The Effect of Pooping and Your Mood

Welcome back to poop talk with your friends at Holy Crap! Today we’re talking about poop and regularity. We’ll discuss what’s considered normal, or “regular”, and how this regularity affects our mood and overall health. While poop might be a taboo subject for some people to talk about, there’s a lot we can learn from it. 

So, let’s dive in... 


What’s your normal?

Everyone poops in some way, shape or form, but what do we really mean when we talk about a regularity? Many of us think that the gold standard is pooping around the same time every day. While some people take pride in this being their normal, it isn’t the same for everyone. Some people may have bowel movements multiple times a day, while others can go days without it. 

Clinically, it’s considered normal to have up to 3 poops a day, to as little as three a week. But don’t be alarmed if you go more or less than that, what’s regular for you should be considered “your normal”! #MyBowelsMyNormal

Though, one red flag that you shouldn’t ignore is a change in the number of bowel movements, especially if it lasts more than two weeks. 


How regularity affects your wellbeing

If you’re pooping a lot more than normal, we’re talking multiple more poops a day, it could be affecting your health. When you poop often, it’s typically because food is moving through you quicker than Usain Bolt. In extreme cases, this can lead to nutrient malabsorption. Which is a fancy way of saying that your food is moving through you so quickly, that you’re unable to digest it enough to get the nutrients from it. Over time, not getting enough nutrients can lead to deficiencies, which are closely linked with our physical and mental health. Not to mention, diarrhea usually stems from inflammation in the gut, which is less than ideal.

On the flip side, not pooping enough can affect our physical wellbeing and our mood too. Science has shown that people with constipation are more likely to be diagnosed with mood and anxiety problems. In fact, constipated people were 14x more likely to be diagnosed with anxiety or depression, sheesh! To make matters worse, constipation can put you at risk of reabsorbing toxins that should have been excreted (via poops), which can affect more than your mental health. 

On a happier note, many people report feelings of happiness and relief after a number two! We like to call this the “joy of pooping.” This euphoric relief can be tracked back to the vagus nerve, which houses a long set of nerves that start in the brain and connect all the way down to the colon. The vagus nerve essentially creates a two-way street of communication from the brain to the gut. When it’s stimulated, as it is during a poop, the vagus nerve can lower a person’s blood pressure and heart rate, which leaves us feeling relaxed and with a sense of “poo-phoria”. 

One last piece of evidence, the gut microbiota. Believe it or not, your gut is home to trillions of microorganisms, like bacteria, yeasts, microbes and fungi. These make up the “gut microbiota” and dictate the health of our gut. Most of the body’s serotonin – known as the happy hormone – is produced in the gut in our microbiota. So, when your gut feels a type of way, it makes sense that your mood could follow suit. Like we say here at Holy Crap – healthy gut, happy mind!   


How to promote regularity 

Drink more water

By now, you hopefully already know that humans require water for survival. Water is especially important for the gastrointestinal tract, which uses about 10L of fluids per day. So, if you’re looking to keep things regular, keep up with your water goals! Aim to drink between six to eight cups a day. 

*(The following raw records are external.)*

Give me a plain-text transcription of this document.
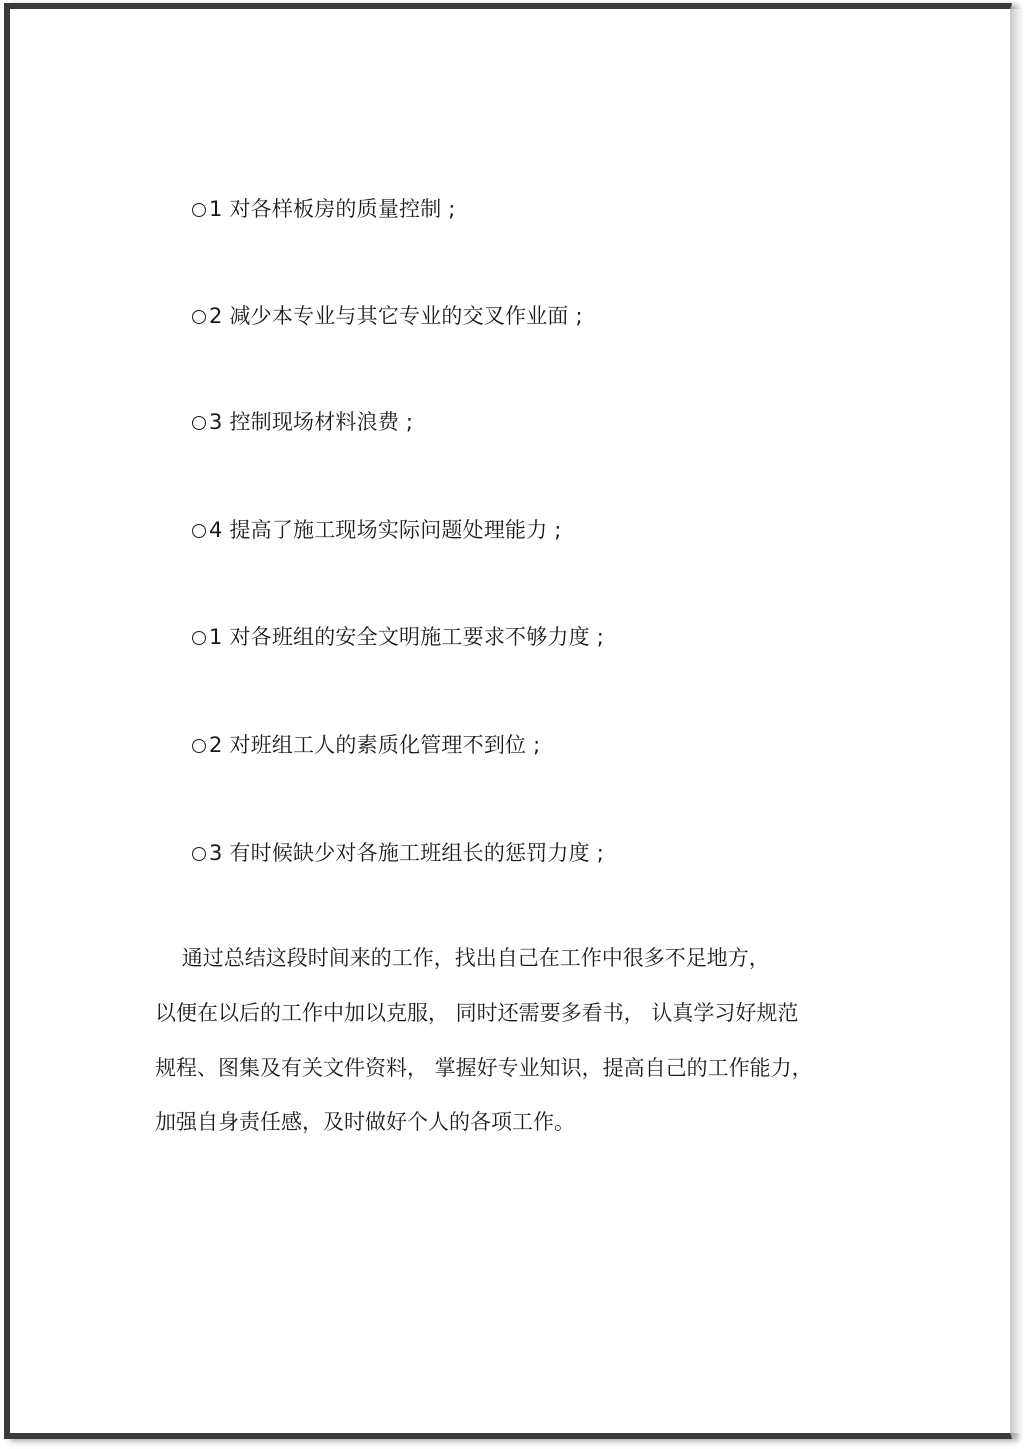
1 对各样板房的质量控制 ;
2 减少本专业与其它专业的交叉作业面 ;
3 控制现场材料浪费 ;
4 提高了施工现场实际问题处理能力 ;
1 对各班组的安全文明施工要求不够力度 ;
2 对班组工人的素质化管理不到位 ;
3 有时候缺少对各施工班组长的惩罚力度 ;
通过总结这段时间来的工作，找出自己在工作中很多不足地方，
以便在以后的工作中加以克服， 同时还需要多看书， 认真学习好规范
规程、图集及有关文件资料， 掌握好专业知识，提高自己的工作能力，
加强自身责任感，及时做好个人的各项工作。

If your bowels are slowing you down, try adding in some exercise to speed things up! Low-impact exercise and stretching can help you pass gas and mobilize your gastrointestinal tract. And actually, a lack of exercise can actually put you at greater risk of constipation. 

Reduce Stress 

Stress can affect your poops in a big way. Think about the way your stomach feels before a big test or presentation. We all have unavoidable stress in our lives, but when it’s excessive, it can lead to bigger digestive problems. Try to set aside time to do things for yourself – like eating good food, moving your body, getting enough sleep, and participating in calming activities that you enjoy – like going for a walk, reading a good book or doing yoga. 

Eat more fiber 

Adding fiber is one of the best ways to get things moving, it is known to help you poop more frequently and consistently - and who doesn’t love an “on-schedule” poop? For adults, the recommended daily fiber intake is at least 20 to 25g.

Shameless plug, but if you’re looking to up your fiber intake, you’re on the right website! Try Holy Crap cereal, loaded with superseeds like chia, buckwheat and hemp hearts, and providing over 7g of plant-based fiber in only two tablespoons.

Talk to your doctor 

Don’t ignore any red flags when it comes to your poops. If you’re having different bowel movements, pay attention to them. If your bowels are off, consider tracking your poops and diet in a poop diary. This can help your doctor make recommendations and get to the problem quicker.